A casting mold for polycrystalline silicon ingot having a three-layer structure in which at least a side surface of the mold has a carbon sheet as an inner layer, a heat insulating material as an inner layer, and a graphite mold as an outer layer. 2. The polycrystalline silicon ingot casting mold according to claim 1, wherein the carbon sheet has a thickness of 0.3 to 0.5 mm. 2. The polycrystalline silicon ingot casting mold according to claim 1, wherein the middle layer has a thickness of 10 to 20 mm. 2. The polycrystalline silicon ingot casting mold according to claim 1, wherein the intermediate heat insulating material is silica sand. 3. 5. The polycrystalline silicon ingot casting mold according to claim 4, wherein the silica sand has a particle size of 60 to 250 μm. 2. The polycrystalline silicon ingot casting mold according to claim 1, wherein the outer layer graphite mold is a mold separable into a graphite cylindrical side wall and a bottom plate made of a graphite plate.
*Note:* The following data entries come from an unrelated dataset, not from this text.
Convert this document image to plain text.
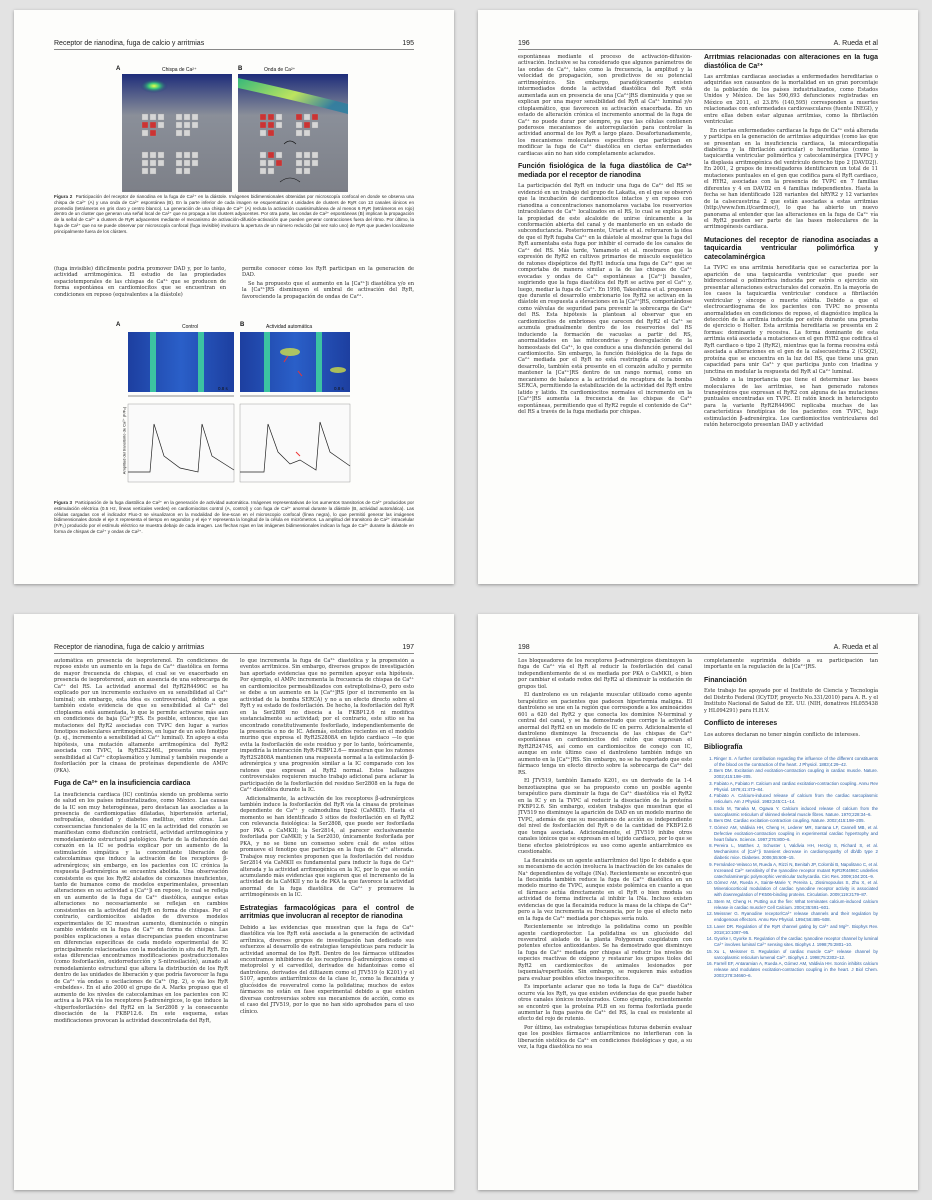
Receptor de rianodina, fuga de calcio y arritmias	195
A	Chispa de Ca²⁺	B	Onda de Ca²⁺
Figura 2 Participación del receptor de rianodina en la fuga de Ca²⁺ en la diástole. Imágenes bidimensionales obtenidas por microscopía confocal en donde se observa una chispa de Ca²⁺ (A) y una onda de Ca²⁺ espontánea (B). En la parte inferior de cada imagen se esquematizan 4 unidades de clusters de RyR con 13 canales iónicos en promedio (tetrámeros en gris claro y centro blanco). La generación de una chispa de Ca²⁺ (A) recluta la activación cuasisimultánea de al menos 6 RyR (tetrámeros en rojo) dentro de un cluster que generan una señal local de Ca²⁺ que no propaga a los clusters adyacentes. Por otra parte, las ondas de Ca²⁺ espontáneas (B) implican la propagación de la señal de Ca²⁺ a clusters de RyR adyacentes mediante el mecanismo de activación-difusión-activación que pueden generar contracciones fuera del ritmo. Por último, la fuga de Ca²⁺ que no se puede observar por microscopía confocal (fuga invisible) involucra la apertura de un número reducido (tal vez solo uno) de RyR que pueden localizarse principalmente fuera de los clústers.

(fuga invisible) difícilmente podría promover DAD y, por lo tanto, actividad arritmogénica. El estudio de las propiedades espaciotemporales de las chispas de Ca²⁺ que se producen de forma espontánea en cardiomiocitos que se encuentran en condiciones en reposo (equivalentes a la diástole)

permite conocer cómo los RyR participan en la generación de DAD.

Se ha propuesto que el aumento en la [Ca²⁺]i diastólica y/o en la [Ca²⁺]RS disminuyen el umbral de activación del RyR, favoreciendo la propagación de ondas de Ca²⁺.

A	Control	B	Actividad automática
0.8 s	0.8 s
Amplitud del transitorio de Ca²⁺ (F/F₀)
Figura 3 Participación de la fuga diastólica de Ca²⁺ en la generación de actividad automática. Imágenes representativas de los aumentos transitorios de Ca²⁺ producidos por estimulación eléctrica (0.5 Hz, líneas verticales verdes) en cardiomiocitos control (A, control) y con fuga de Ca²⁺ anormal durante la diástole (B, actividad automática). Las células cargadas con el indicador Fluo-3 se visualizaron en la modalidad de line-scan en el microscopio confocal (línea negra), lo que permitió generar las imágenes bidimensionales donde el eje X representa el tiempo en segundos y el eje Y representa la longitud de la célula en micrómetros. La amplitud del transitorio de Ca²⁺ intracelular (F/F₀) producido por el estímulo eléctrico se muestra debajo de cada imagen. Las flechas rojas en las imágenes bidimensionales indican la fuga de Ca²⁺ durante la diástole en forma de chispas de Ca²⁺ y ondas de Ca²⁺.
196	A. Rueda et al

espontáneas mediante el proceso de activación-difusión-activación. Inclusive se ha considerado que algunos parámetros de las ondas de Ca²⁺, tales como la frecuencia, la amplitud y la velocidad de propagación, son predictivos de su potencial arritmogénico. Sin embargo, paradójicamente existen intermediados donde la actividad diastólica del RyR está aumentada aun en presencia de una [Ca²⁺]RS disminuida y que se explican por una mayor sensibilidad del RyR al Ca²⁺ luminal y/o citoplasmático, que favorecen su activación exacerbada. En un estado de alteración crónica el incremento anormal de la fuga de Ca²⁺ no puede durar por siempre, ya que las células contienen poderosos mecanismos de autorregulación para controlar la actividad anormal de los RyR a largo plazo. Desafortunadamente, los mecanismos moleculares específicos que participan en modificar la fuga de Ca²⁺ diastólica en ciertas enfermedades cardiacas aún no han sido completamente aclarados.

Función fisiológica de la fuga diastólica de Ca²⁺ mediada por el receptor de rianodina

La participación del RyR en inducir una fuga de Ca²⁺ del RS se evidenció en un trabajo del grupo de Lakatta, en el que se observó que la incubación de cardiomiocitos intactos y en reposo con rianodina a concentraciones nanomolares vaciaba los reservorios intracelulares de Ca²⁺ localizados en el RS, lo cual se explica por la propiedad de este alcaloide de unirse únicamente a la conformación abierta del canal y de mantenerlo en un estado de subconductancia. Posteriormente, Uriarte et al. reforzaron la idea de que el RyR fugaba Ca²⁺ en la diástole al mostrar que la fuga del RyR aumentaba esta fuga por inhibir el cerrado de los canales de Ca²⁺ del RS. Más tarde, Yamamoto et al. mostraron que la expresión de RyR2 en cultivos primarios de músculo esquelético de ratones dispépticos del RyR1 inducía una fuga de Ca²⁺ que se comportaba de manera similar a la de las chispas de Ca²⁺ evocadas y ondas de Ca²⁺ espontáneas a [Ca²⁺]i basales, sugiriendo que la fuga diastólica del RyR se activa por el Ca²⁺ y, luego, mediar la fuga de Ca²⁺. En 1998, Takeshima et al. proponen que durante el desarrollo embrionario los RyR2 se activan en la diástole en respuesta a elevaciones en la [Ca²⁺]RS, comportándose como válvulas de seguridad para prevenir la sobrecarga de Ca²⁺ del RS. Esta hipótesis la plantean al observar que en cardiomiocitos de embriones que carecen del RyR2 el Ca²⁺ se acumula gradualmente dentro de los reservorios del RS induciendo la formación de vacuolas a partir del RS, anormalidades en las mitocondrias y desregulación de la homeostasis del Ca²⁺, lo que conduce a una disfunción general del cardiomiocito. Sin embargo, la función fisiológica de la fuga de Ca²⁺ mediada por el RyR no está restringida al corazón en desarrollo, también está presente en el corazón adulto y permite mantener la [Ca²⁺]RS dentro de un rango normal, como un mecanismo de balance a la actividad de recaptura de la bomba SERCA, permitiendo la estabilización de la actividad del RyR entre latido y latido. En cardiomiocitos normales el incremento en la [Ca²⁺]RS aumenta la frecuencia de las chispas de Ca²⁺ espontáneas, permitiendo que el RyR2 regule el contenido de Ca²⁺ del RS a través de la fuga mediada por chispas.

Arritmias relacionadas con alteraciones en la fuga diastólica de Ca²⁺

Las arritmias cardiacas asociadas a enfermedades hereditarias o adquiridas son causantes de la mortalidad en un gran porcentaje de la población de los países industrializados, como Estados Unidos y México. De las 590,693 defunciones registradas en México en 2011, el 23.8% (140,595) corresponden a muertes relacionadas con enfermedades cardiovasculares (fuente INEGI), y entre ellas deben estar algunas arritmias, como la fibrilación ventricular.

En ciertas enfermedades cardiacas la fuga de Ca²⁺ está alterada y participa en la generación de arritmias adquiridas (como las que se presentan en la insuficiencia cardiaca, la miocardiopatía diabética y la fibrilación auricular) o hereditarias (como la taquicardia ventricular polimórfica y catecolaminérgica [TVPC] y la displasia arritmogénica del ventrículo derecho tipo 2 [DAVD2]). En 2001, 2 grupos de investigadores identificaron un total de 11 mutaciones puntuales en el gen que codifica para el RyR cardiaco, el RYR2, asociadas con la presencia de TVPC en 7 familias diferentes y 4 en DAVD2 en 4 familias independientes. Hasta la fecha se han identificado 128 variantes del hRYR2 y 12 variantes de la calsecuestrina 2 que están asociadas a estas arritmias (http://www.fsm.it/cardmoc/), lo que ha abierto un nuevo panorama al entender que las alteraciones en la fuga de Ca²⁺ vía el RyR2 pueden ser parte de las bases moleculares de la arritmogénesis cardiaca.

Mutaciones del receptor de rianodina asociadas a taquicardia ventricular polimórfica y catecolaminérgica

La TVPC es una arritmia hereditaria que se caracteriza por la aparición de una taquicardia ventricular que puede ser bidireccional o polimórfica inducida por estrés o ejercicio sin presentar alteraciones estructurales del corazón. En la mayoría de los casos la taquicardia ventricular conduce a fibrilación ventricular y síncope o muerte súbita. Debido a que el electrocardiograma de los pacientes con TVPC no presenta anormalidades en condiciones de reposo, el diagnóstico implica la detección de la arritmia inducida por estrés durante una prueba de ejercicio o Holter. Esta arritmia hereditaria se presenta en 2 formas: dominante y recesiva. La forma dominante de esta arritmia está asociada a mutaciones en el gen RYR2 que codifica el RyR cardiaco o tipo 2 (RyR2), mientras que la forma recesiva está asociada a alteraciones en el gen de la calsecuestrina 2 (CSQ2), proteína que se encuentra en la luz del RS, que tiene una gran capacidad para unir Ca²⁺ y que participa junto con triadina y junctina en modular la respuesta del RyR al Ca²⁺ luminal.

Debido a la importancia que tiene el determinar las bases moleculares de las arritmias, se han generado ratones transgénicos que expresan el RyR2 con alguna de las mutaciones puntuales encontradas en TVPC. El ratón knock in heterocigoto para la variante RyR2R4496C replicaba muchas de las características fenotípicas de los pacientes con TVPC, bajo estimulación β-adrenérgica. Los cardiomiocitos ventriculares del ratón heterocigoto presentan DAD y actividad

Receptor de rianodina, fuga de calcio y arritmias	197

automática en presencia de isoproterenol. En condiciones de reposo existe un aumento en la fuga de Ca²⁺ diastólica en forma de mayor frecuencia de chispas, el cual se ve exacerbado en presencia de isoproterenol, aun en ausencia de una sobrecarga de Ca²⁺ del RS. La actividad anormal del RyR2R4496C se ha explicado por un incremento exclusivo en su sensibilidad al Ca²⁺ luminal; sin embargo, esta idea es controversial, debido a que también existe evidencia de que su sensibilidad al Ca²⁺ del citoplasma está aumentada, lo que le permite activarse más aun en condiciones de baja [Ca²⁺]RS. Es posible, entonces, que las mutaciones del RyR2 asociadas con TVPC den lugar a varios fenotipos moleculares arritmogénicos, en lugar de un solo fenotipo (p. ej., incremento a sensibilidad al Ca²⁺ luminal). En apoyo a esta hipótesis, una mutación altamente arritmogénica del RyR2 asociada con TVPC, la RyR2S2246L, presenta una mayor sensibilidad al Ca²⁺ citoplasmático y luminal y también responde a fosforilación por la cinasa de proteínas dependiente de AMPc (PKA).

Fuga de Ca²⁺ en la insuficiencia cardiaca

La insuficiencia cardiaca (IC) continúa siendo un problema serio de salud en los países industrializados, como México. Las causas de la IC son muy heterogéneas, pero destacan las asociadas a la presencia de cardiomiopatías dilatadas, hipertensión arterial, nefropatías, obesidad y diabetes mellitus, entre otras. Las consecuencias funcionales de la IC en la actividad del corazón se manifiestan como disfunción contráctil, actividad arritmogénica y remodelamiento estructural patológico. Parte de la disfunción del corazón en la IC se podría explicar por un aumento de la estimulación simpática y la concomitante liberación de catecolaminas que induce la activación de los receptores β-adrenérgicos; sin embargo, en los pacientes con IC crónica la respuesta β-adrenérgica se encuentra abolida. Una observación consistente es que los RyR2 aislados de corazones insuficientes, tanto de humanos como de modelos experimentales, presentan alteraciones en su actividad a [Ca²⁺]i en reposo, lo cual se refleja en un aumento de la fuga de Ca²⁺ diastólica, aunque estas alteraciones no necesariamente se reflejan en cambios consistentes en la actividad del RyR en forma de chispas. Por el contrario, cardiomiocitos aislados de diversos modelos experimentales de IC muestran aumento, disminución o ningún cambio evidente en la fuga de Ca²⁺ en forma de chispas. Las posibles explicaciones a estas discrepancias pueden encontrarse en diferencias específicas de cada modelo experimental de IC principalmente relacionadas con la modulación in situ del RyR. En estas diferencias encontramos modificaciones postraduccionales (como fosforilación, oxidorreducción y S-nitrosilación), aunado al remodelamiento estructural que altera la distribución de los RyR dentro de las unidades de liberación y que podría favorecer la fuga de Ca²⁺ vía ondas u oscilaciones de Ca²⁺ (fig. 2), o vía los RyR «rebeldes». En el año 2000 el grupo de A. Marks propuso que el aumento de los niveles de catecolaminas en los pacientes con IC activa a la PKA vía los receptores β-adrenérgicos, lo que induce la «hiperfosforilación» del RyR2 en la Ser2808 y la consecuente disociación de la FKBP12.6. En este esquema, estas modificaciones provocan la actividad descontrolada del RyR,

lo que incrementa la fuga de Ca²⁺ diastólica y la propensión a eventos arritmicos. Sin embargo, diversos grupos de investigación han aportado evidencias que no permiten apoyar esta hipótesis. Por ejemplo, el AMPc incrementa la frecuencia de chispas de Ca²⁺ en cardiomiocitos permeabilizados con estreptolisina-O, pero esto se debe a un aumento en la [Ca²⁺]RS (por el incremento en la actividad de la bomba SERCA) y no a un efecto directo sobre el RyR y su estado de fosforilación. De hecho, la fosforilación del RyR en la Ser2808 no disocia a la FKBP12.6 ni modifica sustancialmente su actividad; por el contrario, este sitio se ha encontrado constitutivamente fosforilado, independientemente de la presencia o no de IC. Además, estudios recientes en el modelo murino que expresa el RyR2S2808A en tejido cardiaco —lo que evita la fosforilación de este residuo y por lo tanto, teóricamente, impediría la interacción RyR-FKBP12.6— muestran que los ratones RyR2S2808A mantienen una respuesta normal a la estimulación β-adrenérgica y una progresión similar a la IC comparado con los ratones que expresan al RyR2 normal. Estos hallazgos controversiales requieren mucho trabajo adicional para aclarar la participación de la fosforilación del residuo Ser2808 en la fuga de Ca²⁺ diastólica durante la IC.

Adicionalmente, la activación de los receptores β-adrenérgicos también induce la fosforilación del RyR vía la cinasa de proteínas dependiente de Ca²⁺ y calmodulina tipo2 (CaMKII). Hasta el momento se han identificado 3 sitios de fosforilación en el RyR2 con relevancia fisiológica: la Ser2808, que puede ser fosforilada por PKA o CaMKII; la Ser2814, al parecer exclusivamente fosforilada por CaMKII; y la Ser2030, únicamente fosforilada por PKA, y no se tiene un consenso sobre cuál de estos sitios promueve el fenotipo que participa en la fuga de Ca²⁺ alterada. Trabajos muy recientes proponen que la fosforilación del residuo Ser2814 vía CaMKII es fundamental para inducir la fuga de Ca²⁺ alterada y la actividad arritmogénica en la IC, por lo que se están acumulando más evidencias que sugieren que el incremento de la actividad de la CaMKII y no la de PKA la que favorece la actividad anormal de la fuga diastólica de Ca²⁺ y promueve la arritmogénesis en la IC.

Estrategias farmacológicas para el control de arritmias que involucran al receptor de rianodina

Debido a las evidencias que muestran que la fuga de Ca²⁺ diastólica vía los RyR está asociada a la generación de actividad arrítmica, diversos grupos de investigación han dedicado sus esfuerzos al desarrollo de estrategias terapéuticas para reducir la actividad anormal de los RyR. Dentro de los fármacos utilizados encontramos inhibidores de los receptores β-adrenérgicos como el metoprolol y el carvedilol, derivados de hidantoínas como el dantroleno, derivados del diltiazem como el JTV519 (o K201) y el S107, agentes antiarrítmicos de la clase Ic, como la flecainida y glucósidos de resveratrol como la polidatina; muchos de estos fármacos no están en fase experimental debido a que existen diversas controversias sobre sus mecanismos de acción, como es el caso del JTV519, por lo que no han sido aprobados para el uso clínico.

198	A. Rueda et al

Los bloqueadores de los receptores β-adrenérgicos disminuyen la fuga de Ca²⁺ vía el RyR al reducir la fosforilación del canal independientemente de si es mediada por PKA o CaMKII, o bien por cambiar el estado redox del RyR2 al disminuir la oxidación de grupos tiol.

El dantroleno es un relajante muscular utilizado como agente terapéutico en pacientes que padecen hipertermia maligna. El dantroleno se une en la región que corresponde a los aminoácidos 601 a 620 del RyR2 y que conecta los dominios N-terminal y central del canal, y se ha demostrado que corrige la actividad anormal del RyR2 en un modelo de IC en perro. Adicionalmente el dantroleno disminuye la frecuencia de las chispas de Ca²⁺ espontáneas en cardiomiocitos del ratón que expresan el RyR2R2474S, así como en cardiomiocitos de conejo con IC, aunque en este último caso el dantroleno también indujo un aumento en la [Ca²⁺]RS. Sin embargo, no se ha reportado que este fármaco tenga un efecto directo sobre la sobrecarga de Ca²⁺ del RS.

El JTV519, también llamado K201, es un derivado de la 1-4 benzotiazepina que se ha propuesto como un posible agente terapéutico para disminuir la fuga de Ca²⁺ diastólica vía el RyR2 en la IC y en la TVPC al reducir la disociación de la proteína FKBP12.6. Sin embargo, existen trabajos que muestran que el JTV519 no disminuye la aparición de DAD en un modelo murino de TVPC, además de que su mecanismo de acción es independiente del nivel de fosforilación del RyR o de la cantidad de FKBP12.6 que tenga asociada. Adicionalmente, el JTV519 inhibe otros canales iónicos que se expresan en el tejido cardiaco, por lo que se tiene efectos pleiotrópicos su uso como agente antiarrítmico es cuestionable.

La flecainida es un agente antiarrítmico del tipo Ic debido a que su mecanismo de acción involucra la inactivación de los canales de Na⁺ dependientes de voltaje (INa). Recientemente se encontró que la flecainida también reduce la fuga de Ca²⁺ diastólica en un modelo murino de TVPC, aunque existe polémica en cuanto a que el fármaco actúa directamente en el RyR o bien modula su actividad de forma indirecta al inhibir la INa. Incluso existen evidencias de que la flecainida reduce la masa de la chispa de Ca²⁺ pero a la vez incrementa su frecuencia, por lo que el efecto neto en la fuga de Ca²⁺ mediada por chispas sería nulo.

Recientemente se introdujo la polidatina como un posible agente cardioprotector. La polidatina es un glucósido del resveratrol aislado de la planta Polygonum cuspidatum con potentes efectos antioxidantes. Se ha demostrado que disminuye la fuga de Ca²⁺ mediada por chispas al reducir los niveles de especies reactivas de oxígeno y restaurar los grupos tioles del RyR2 en cardiomiocitos de animales lesionados por isquemia/reperfusión. Sin embargo, se requieren más estudios para evaluar posibles efectos inespecíficos.

Es importante aclarar que no toda la fuga de Ca²⁺ diastólica ocurre vía los RyR, ya que existen evidencias de que puede haber otros canales iónicos involucrados. Como ejemplo, recientemente se encontró que la proteína PLB en su forma fosforilada puede aumentar la fuga pasiva de Ca²⁺ del RS, la cual es resistente al efecto del rojo de rutenio.

Por último, las estrategias terapéuticas futuras deberán evaluar que los posibles fármacos antiarrítmicos no interfieran con la liberación sistólica de Ca²⁺ en condiciones fisiológicas y que, a su vez, la fuga diastólica no sea

completamente suprimida debido a su participación tan importante en la regulación de la [Ca²⁺]RS.

Financiación

Este trabajo fue apoyado por el Instituto de Ciencia y Tecnología del Distrito Federal (ICyTDF, proyecto No.331/2010) para A. R. y el Instituto Nacional de Salud de EE. UU. (NIH, donativos HL055438 y HL094291) para H.H.V.

Conflicto de intereses

Los autores declaran no tener ningún conflicto de intereses.

Bibliografía
1. Ringer S. A further contribution regarding the influence of the different constituents of the blood on the contraction of the heart. J Physiol. 1883;4:29–42.
2. Bers DM. Excitation and excitation-contraction coupling in cardiac muscle. Nature. 2002;415:198–205.
3. Fabiato A, Fabiato F. Calcium and cardiac excitation-contraction coupling. Annu Rev Physiol. 1979;41:473–84.
4. Fabiato A. Calcium-induced release of calcium from the cardiac sarcoplasmic reticulum. Am J Physiol. 1983;245:C1–14.
5. Endo M, Tanaka M, Ogawa Y. Calcium induced release of calcium from the sarcoplasmic reticulum of skinned skeletal muscle fibres. Nature. 1970;228:34–6.
6. Bers DM. Cardiac excitation-contraction coupling. Nature. 2002;415:198–205.
7. Gómez AM, Valdivia HH, Cheng H, Lederer MR, Santana LF, Cannell MB, et al. Defective excitation-contraction coupling in experimental cardiac hypertrophy and heart failure. Science. 1997;276:800–6.
8. Pereira L, Matthes J, Schuster I, Valdivia HH, Herzig S, Richard S, et al. Mechanisms of [Ca²⁺]i transient decrease in cardiomyopathy of db/db type 2 diabetic mice. Diabetes. 2006;55:608–15.
9. Fernández-Velasco M, Rueda A, Rizzi N, Benitah JP, Colombi B, Napolitano C, et al. Increased Ca²⁺ sensitivity of the ryanodine receptor mutant RyR2R4496C underlies catecholaminergic polymorphic ventricular tachycardia. Circ Res. 2009;104:201–9.
10. Gómez AM, Rueda A, Sainte-Marie Y, Pereira L, Zissimopoulos S, Zhu X, et al. Mineralocorticoid modulation of cardiac ryanodine receptor activity is associated with downregulation of FK506-binding proteins. Circulation. 2009;119:2179–87.
11. Stern M, Cheng H. Putting out the fire: What terminates calcium-induced calcium release in cardiac muscle? Cell Calcium. 2004;35:591–601.
12. Meissner G. Ryanodine receptor/Ca²⁺ release channels and their regulation by endogenous effectors. Annu Rev Physiol. 1994;56:485–508.
13. Laver DR. Regulation of the RyR channel gating by Ca²⁺ and Mg²⁺. Biophys Rev. 2018;10:1087–95.
14. Gyorke I, Gyorke S. Regulation of the cardiac ryanodine receptor channel by luminal Ca²⁺ involves luminal Ca²⁺ sensing sites. Biophys J. 1998;75:2801–10.
15. Xu L, Meissner G. Regulation of cardiac muscle Ca²⁺ release channel by sarcoplasmic reticulum lumenal Ca²⁺. Biophys J. 1998;75:2302–12.
16. Farrell EF, Antaramian A, Rueda A, Gómez AM, Valdivia HH. Sorcin inhibits calcium release and modulates excitation-contraction coupling in the heart. J Biol Chem. 2003;278:34660–6.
The mold for casting a polycrystalline silicon lump according to claim 6, wherein the cylindrical side wall and the bottom plate are fixed with screws. The polycrystalline silicon ingot casting mold according to claim 6, wherein the cylindrical side wall has a slit. 9. The polycrystalline silicon ingot casting mold according to claim 8, wherein the slit has a width of less than 60 [mu] m. The mold for casting a polycrystalline silicon lump according to claim 6, wherein the bottom plate is a split type. The polycrystalline silicon ingot casting mold according to claim 7, wherein the screw is made of carbon reinforcing fiber.